Sourcing from the DRC comes with certain risks that have been pro-actively identified and mitigated by the Project’s multiskilled team lead by Global Communities, with support from consortium partner Levin Sources and from due diligence partners RCS Global and Better Chain during the time they were directly contracted by the Project. In a spirit of transparency, CoP members have access to all Project-generated supply chain document, such as risk profiles, supply chain analyses, and corrective action plans being implemented by project-supported cooperatives and upstream collaborators. The CoP members are provided with translation and other support required to pursue dialogue with upstream actors.

The CoP platform provides a built-in downstream commercial counterpart for the Project and project-supported actors upstream, whom to explore business opportunities. Without this kind of safe space discussion forum to collectively learn lessons and problem-solve, responsible sourcing from the DRC cannot be easily achieved.

Over the course of the last year and a half, the CoP convened regularly.

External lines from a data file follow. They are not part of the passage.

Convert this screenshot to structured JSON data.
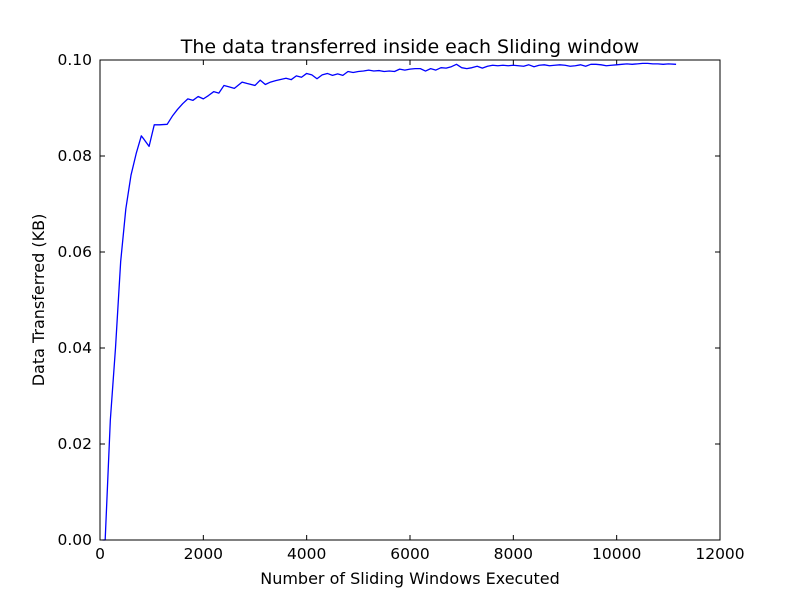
{
  "chart_data": {
    "type": "line",
    "title": "The data transferred inside each Sliding window",
    "xlabel": "Number of Sliding Windows Executed",
    "ylabel": "Data Transferred (KB)",
    "xlim": [
      0,
      12000
    ],
    "ylim": [
      0.0,
      0.1
    ],
    "xticks": [
      "0",
      "2000",
      "4000",
      "6000",
      "8000",
      "10000",
      "12000"
    ],
    "yticks": [
      "0.00",
      "0.02",
      "0.04",
      "0.06",
      "0.08",
      "0.10"
    ],
    "grid": false,
    "legend": "none",
    "color": "#0000ff",
    "series": [
      {
        "x": [
          50,
          100,
          200,
          300,
          400,
          500,
          600,
          700,
          800,
          850,
          950,
          1050,
          1150,
          1300,
          1400,
          1500,
          1600,
          1700,
          1800,
          1900,
          2000,
          2100,
          2200,
          2300,
          2400,
          2500,
          2600,
          2750,
          2850,
          3000,
          3100,
          3200,
          3300,
          3400,
          3600,
          3700,
          3800,
          3900,
          4000,
          4100,
          4200,
          4300,
          4400,
          4500,
          4600,
          4700,
          4800,
          4900,
          5000,
          5100,
          5200,
          5300,
          5400,
          5500,
          5600,
          5700,
          5800,
          5900,
          6000,
          6100,
          6200,
          6300,
          6400,
          6500,
          6600,
          6700,
          6800,
          6900,
          7000,
          7100,
          7200,
          7300,
          7400,
          7500,
          7600,
          7700,
          7800,
          7900,
          8000,
          8100,
          8200,
          8300,
          8400,
          8500,
          8600,
          8700,
          8800,
          8900,
          9000,
          9100,
          9200,
          9300,
          9400,
          9500,
          9600,
          9700,
          9800,
          9900,
          10000,
          10100,
          10200,
          10300,
          10400,
          10500,
          10600,
          10700,
          10800,
          10900,
          11000,
          11150
        ],
        "y": [
          0.0,
          0.0,
          0.025,
          0.04,
          0.058,
          0.069,
          0.076,
          0.0805,
          0.0842,
          0.0835,
          0.082,
          0.0865,
          0.0865,
          0.0866,
          0.0883,
          0.0897,
          0.0909,
          0.0919,
          0.0916,
          0.0924,
          0.0919,
          0.0926,
          0.0934,
          0.0931,
          0.0947,
          0.0944,
          0.0941,
          0.0954,
          0.0951,
          0.0947,
          0.0958,
          0.0949,
          0.0954,
          0.0957,
          0.0962,
          0.0959,
          0.0967,
          0.0964,
          0.0972,
          0.0969,
          0.0961,
          0.0969,
          0.0972,
          0.0968,
          0.0971,
          0.0968,
          0.0976,
          0.0974,
          0.0976,
          0.0977,
          0.0979,
          0.0977,
          0.0978,
          0.0976,
          0.0977,
          0.0976,
          0.0981,
          0.0979,
          0.0981,
          0.0982,
          0.0982,
          0.0977,
          0.0982,
          0.0979,
          0.0984,
          0.0983,
          0.0986,
          0.0991,
          0.0984,
          0.0982,
          0.0984,
          0.0987,
          0.0983,
          0.0987,
          0.0989,
          0.0988,
          0.0989,
          0.0988,
          0.0989,
          0.0988,
          0.0987,
          0.099,
          0.0986,
          0.0989,
          0.099,
          0.0988,
          0.0989,
          0.099,
          0.0989,
          0.0987,
          0.0988,
          0.099,
          0.0987,
          0.0991,
          0.0991,
          0.099,
          0.0988,
          0.0989,
          0.099,
          0.0991,
          0.0992,
          0.0991,
          0.0992,
          0.0993,
          0.0993,
          0.0992,
          0.0992,
          0.0991,
          0.0992,
          0.0991
        ]
      }
    ]
  }
}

During these meetings, members received key project updates and learned of progress to achieve responsible exports from project-supported cooperatives and exporters operating in South Kivu, Maniema and Ituri provinces where the Project is investing the most resources at present. This year, members have started holding bilateral conversations with upstream partners to ensure due diligence requirements are met ahead of a possible export.

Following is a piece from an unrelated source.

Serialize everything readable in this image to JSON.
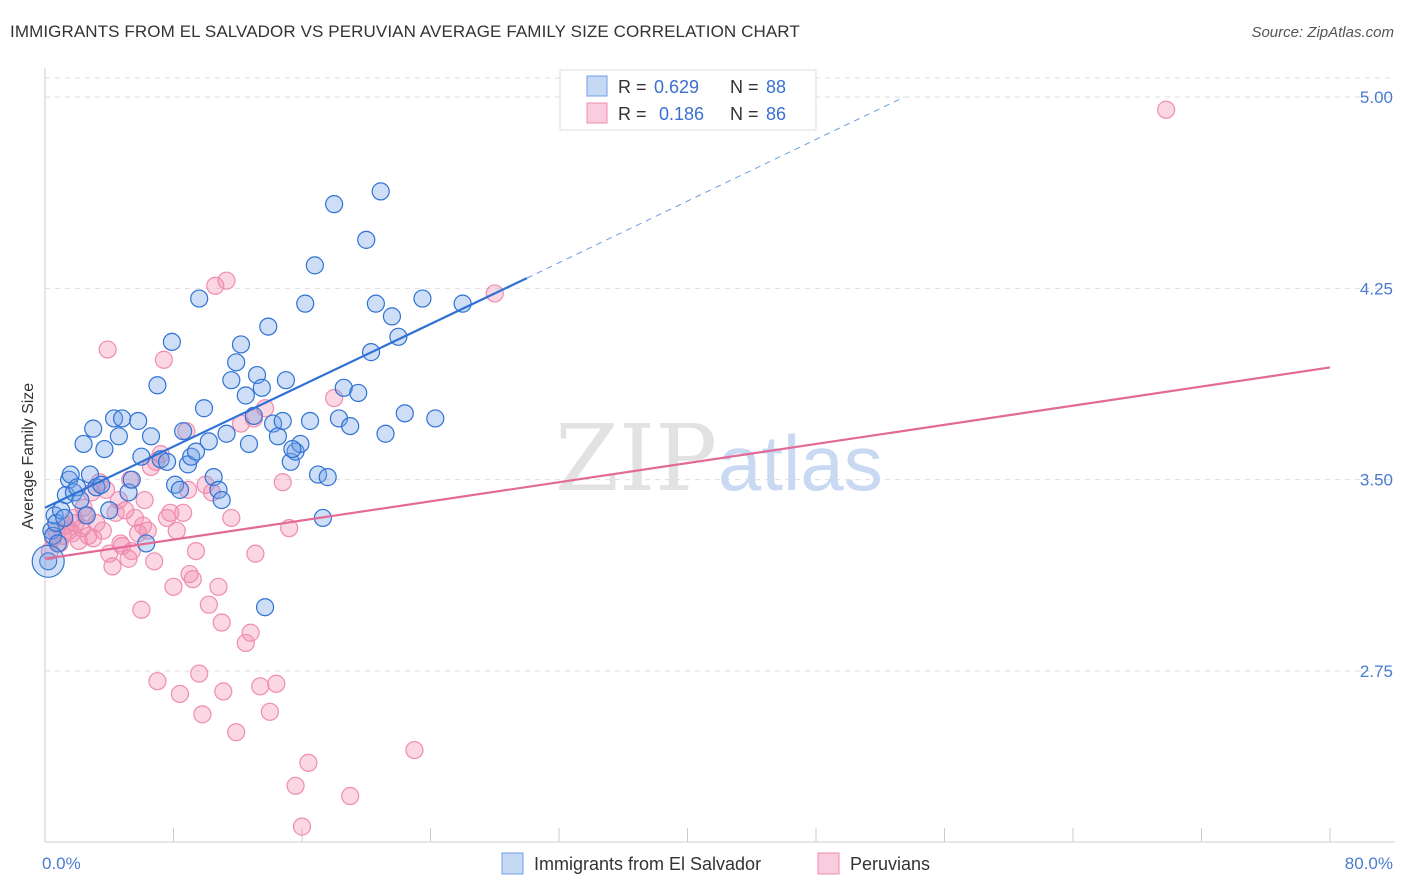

By learning from and engaging with the seven refiners who make up the CoP, the Project seeks to increase demand for commercially viable and responsibly sourced ASM gold from the DRC. The refiners’ very involvement in the Project, helps to guide and right-size Project activities upstream in a manner that results in market-led solutions and supports the necessary behavior change by cooperatives and exporters to implement risk mitigation plans that tackle things like the worst forms of child labor, on-site military presence, and wide-spread use of mercury and other toxic substance in their production operations. The CoP offers an alternative, responsible market channel for partner cooperatives and exporters, where access is contingent upon compliance with the most forward human rights, environmental and anti-corruption laws, as they know that infringement could create barriers to sourcing and trade with particular (responsible) international buyers. The CoP platform has allowed the Project to facilitate commercial relationships between supply chain actors upstream and the downstream that we hope will be sustained beyond the Project lifecycle.